И чем больше вот так искала она в себе малейшие признаки недуга — там скорее находила их и убеждалась, что не скоро состоится ее встреча с Мериптахом и далеко...
И некому было объяснить ее состояние. Она и выросла-то среди мужчин, так же, как Мериптах, не испытав материнской ласки. Счастье совсем покинуло ее.
А тут еще эта ужасная буря, ниспосланная послушными Хену богами...
У постели Туанес сидят ее муж, изнуренный тоской Мериптах, и друг ее Кар. Молчала Туанес все эти дни. Молчит и в последнюю минуту. Нежно смотрит она на Мериптаха, не сводит с него печальных глаз. Ямочки на ее щеках и углубление в подбородке запорошены пылью.
Хочет она что-то сказать на прощание, да боится: в вдруг губы ее, околдованные Хену, не подчинятся ей? Ведь ноги ее, что целовал Мериптах, ведь руки ее, ласкавшие его еще так недавно, не повинуются ей! Нельзя доверяться и голосу своему: роковые для Мериптаха слова могут вырваться — и тогда, так же как и она, угаснет счастье ее, радость ненаглядная, солнце немногих ее дней, ее нежный, умный, самый талантливый на свете — муж Мериптах.

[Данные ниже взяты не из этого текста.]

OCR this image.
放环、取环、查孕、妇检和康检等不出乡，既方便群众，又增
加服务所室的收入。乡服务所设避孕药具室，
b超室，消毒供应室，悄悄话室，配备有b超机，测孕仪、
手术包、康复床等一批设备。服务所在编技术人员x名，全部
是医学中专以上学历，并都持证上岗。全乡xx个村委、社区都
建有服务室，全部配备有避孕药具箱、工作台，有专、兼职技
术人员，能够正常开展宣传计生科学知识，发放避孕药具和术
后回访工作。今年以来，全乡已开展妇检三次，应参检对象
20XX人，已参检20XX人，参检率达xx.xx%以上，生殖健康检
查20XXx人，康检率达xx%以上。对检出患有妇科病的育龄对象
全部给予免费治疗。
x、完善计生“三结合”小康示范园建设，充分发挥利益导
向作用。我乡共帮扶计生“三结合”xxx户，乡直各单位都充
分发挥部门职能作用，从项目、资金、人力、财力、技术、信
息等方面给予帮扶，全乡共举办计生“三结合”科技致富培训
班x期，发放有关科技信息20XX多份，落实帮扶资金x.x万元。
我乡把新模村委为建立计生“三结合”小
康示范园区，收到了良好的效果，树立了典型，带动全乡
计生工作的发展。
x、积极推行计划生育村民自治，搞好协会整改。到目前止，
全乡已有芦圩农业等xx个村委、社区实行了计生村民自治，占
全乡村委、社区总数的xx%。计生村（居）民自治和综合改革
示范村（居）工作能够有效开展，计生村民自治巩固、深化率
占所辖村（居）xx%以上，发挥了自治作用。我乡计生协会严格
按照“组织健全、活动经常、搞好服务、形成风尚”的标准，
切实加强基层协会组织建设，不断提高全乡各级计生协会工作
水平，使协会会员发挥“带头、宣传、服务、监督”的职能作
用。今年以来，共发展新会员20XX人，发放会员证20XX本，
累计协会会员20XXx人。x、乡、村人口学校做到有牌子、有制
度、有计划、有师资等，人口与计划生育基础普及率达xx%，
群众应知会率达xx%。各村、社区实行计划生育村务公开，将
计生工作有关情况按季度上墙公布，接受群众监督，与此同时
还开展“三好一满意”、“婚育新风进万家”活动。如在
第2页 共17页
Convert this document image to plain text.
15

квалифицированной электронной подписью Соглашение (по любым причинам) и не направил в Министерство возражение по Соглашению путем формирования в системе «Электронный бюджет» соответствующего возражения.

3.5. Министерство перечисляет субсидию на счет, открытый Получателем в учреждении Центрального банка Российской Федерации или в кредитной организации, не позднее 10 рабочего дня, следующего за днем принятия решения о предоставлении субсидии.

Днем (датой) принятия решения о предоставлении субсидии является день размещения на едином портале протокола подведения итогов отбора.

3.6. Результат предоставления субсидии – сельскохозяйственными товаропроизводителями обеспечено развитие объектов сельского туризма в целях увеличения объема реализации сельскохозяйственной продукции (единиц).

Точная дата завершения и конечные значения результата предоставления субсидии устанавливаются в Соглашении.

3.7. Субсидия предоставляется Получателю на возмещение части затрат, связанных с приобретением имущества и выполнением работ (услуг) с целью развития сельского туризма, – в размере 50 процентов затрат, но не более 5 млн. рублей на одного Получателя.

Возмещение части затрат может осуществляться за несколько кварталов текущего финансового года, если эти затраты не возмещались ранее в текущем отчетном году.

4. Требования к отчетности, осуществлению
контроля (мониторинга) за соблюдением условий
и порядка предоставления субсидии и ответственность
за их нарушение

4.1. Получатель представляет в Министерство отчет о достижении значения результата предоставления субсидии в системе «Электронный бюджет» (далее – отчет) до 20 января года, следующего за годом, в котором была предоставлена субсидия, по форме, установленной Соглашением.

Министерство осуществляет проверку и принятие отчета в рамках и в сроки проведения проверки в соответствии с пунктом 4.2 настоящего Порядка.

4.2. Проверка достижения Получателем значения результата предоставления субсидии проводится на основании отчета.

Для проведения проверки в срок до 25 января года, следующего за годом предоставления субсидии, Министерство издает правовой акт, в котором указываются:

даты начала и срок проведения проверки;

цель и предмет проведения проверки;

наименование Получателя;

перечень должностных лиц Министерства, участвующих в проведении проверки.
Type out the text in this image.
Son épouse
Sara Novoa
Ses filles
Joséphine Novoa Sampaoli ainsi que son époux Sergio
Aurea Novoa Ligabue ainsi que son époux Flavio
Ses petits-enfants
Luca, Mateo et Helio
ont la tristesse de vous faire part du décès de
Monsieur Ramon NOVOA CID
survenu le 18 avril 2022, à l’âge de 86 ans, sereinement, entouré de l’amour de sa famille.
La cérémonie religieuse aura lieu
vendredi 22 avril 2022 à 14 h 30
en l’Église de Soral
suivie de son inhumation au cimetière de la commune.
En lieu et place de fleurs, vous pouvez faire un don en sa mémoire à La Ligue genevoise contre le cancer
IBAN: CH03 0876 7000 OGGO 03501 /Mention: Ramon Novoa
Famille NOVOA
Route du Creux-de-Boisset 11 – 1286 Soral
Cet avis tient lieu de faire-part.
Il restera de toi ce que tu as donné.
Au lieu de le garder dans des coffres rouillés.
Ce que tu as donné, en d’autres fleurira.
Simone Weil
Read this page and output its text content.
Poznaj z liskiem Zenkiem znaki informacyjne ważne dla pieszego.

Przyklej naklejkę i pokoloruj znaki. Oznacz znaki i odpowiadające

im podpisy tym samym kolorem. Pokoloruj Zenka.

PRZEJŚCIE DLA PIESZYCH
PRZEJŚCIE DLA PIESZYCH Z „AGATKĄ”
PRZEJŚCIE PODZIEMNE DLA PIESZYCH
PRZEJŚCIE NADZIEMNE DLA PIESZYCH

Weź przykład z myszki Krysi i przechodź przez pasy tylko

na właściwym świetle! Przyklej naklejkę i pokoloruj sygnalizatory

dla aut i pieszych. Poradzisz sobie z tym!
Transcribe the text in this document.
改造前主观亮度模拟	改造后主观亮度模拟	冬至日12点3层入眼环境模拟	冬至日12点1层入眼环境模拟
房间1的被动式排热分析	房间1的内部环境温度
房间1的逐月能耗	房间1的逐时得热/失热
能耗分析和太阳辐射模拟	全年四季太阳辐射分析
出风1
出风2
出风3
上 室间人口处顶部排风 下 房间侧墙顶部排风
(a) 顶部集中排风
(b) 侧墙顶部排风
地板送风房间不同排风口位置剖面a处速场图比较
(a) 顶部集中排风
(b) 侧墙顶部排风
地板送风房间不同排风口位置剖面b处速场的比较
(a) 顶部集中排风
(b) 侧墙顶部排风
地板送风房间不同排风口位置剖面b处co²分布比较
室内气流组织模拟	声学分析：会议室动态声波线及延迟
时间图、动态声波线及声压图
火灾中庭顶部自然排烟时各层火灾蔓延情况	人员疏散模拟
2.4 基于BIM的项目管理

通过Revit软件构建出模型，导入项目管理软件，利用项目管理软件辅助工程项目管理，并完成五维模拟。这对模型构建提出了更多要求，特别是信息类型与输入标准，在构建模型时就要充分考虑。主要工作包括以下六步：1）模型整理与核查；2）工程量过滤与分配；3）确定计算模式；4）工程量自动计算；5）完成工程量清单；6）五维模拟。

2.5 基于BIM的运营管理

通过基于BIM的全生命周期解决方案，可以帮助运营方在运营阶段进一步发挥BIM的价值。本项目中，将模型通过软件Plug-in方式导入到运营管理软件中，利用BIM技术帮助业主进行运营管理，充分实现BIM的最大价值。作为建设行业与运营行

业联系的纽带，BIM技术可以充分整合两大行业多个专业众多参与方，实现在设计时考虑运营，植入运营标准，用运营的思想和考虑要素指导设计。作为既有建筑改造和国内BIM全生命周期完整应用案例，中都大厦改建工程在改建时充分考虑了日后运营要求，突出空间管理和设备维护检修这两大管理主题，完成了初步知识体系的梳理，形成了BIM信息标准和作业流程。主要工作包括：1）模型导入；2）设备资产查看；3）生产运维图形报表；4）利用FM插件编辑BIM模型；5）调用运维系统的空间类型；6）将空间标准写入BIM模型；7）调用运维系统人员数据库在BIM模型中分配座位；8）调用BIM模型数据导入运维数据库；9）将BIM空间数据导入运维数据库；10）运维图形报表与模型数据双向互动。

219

Молчит и Кар. Потому что не раскрывают уста и знающие все. Да и что толку в словах сейчас. Еще и вправду заболеет Мериптах... Туанес не простит ему такого... При нем Хену выпрашивал у богов исцеления, да, наверное, уже поздно. А может, оттого, что под угрозой?.. Боги все видят. Но почему они так несправедливы? Впрочем, они снисходят к тому, кто лучше сумеет их ублажить. Кто глубже проник в тайны общения с ними. Мир не только сложен, он еще — и прост...
Молчит и Мериптах. Ему нечего сказать. Внутри у него голо и пусто. Он даже плохо соображает и уже не понимает происходящего. Вот глаза его Туанес будто улыбнулись ему. Ободряюще. Любяще. И закрылись.
Навсегда!
Не сразу понял неотвратимое Мериптах, а когда мысль эта все-таки дошла до его сознания, вдруг все померкло вокруг и исчезло... Нет для него никого и ничего... Кроме прошлого!
7
Буря умерла вслед за Туанес. Впервые проглянуло солнце. Златоглавый Рэ победил краснорожего Сета и взошел на голубизну вновь ласкового и невинного неба, чтобы осмотреть разрушения, причиненные его врагом.
От многих жилищ остались жалкие обломки. Дворцы вельмож и самого фараона — слава богам! — незыблемо красовались в окружении мусора. Что поделаешь — когда боги враждуют, достается и роме: они ведь всегда у них под ногами.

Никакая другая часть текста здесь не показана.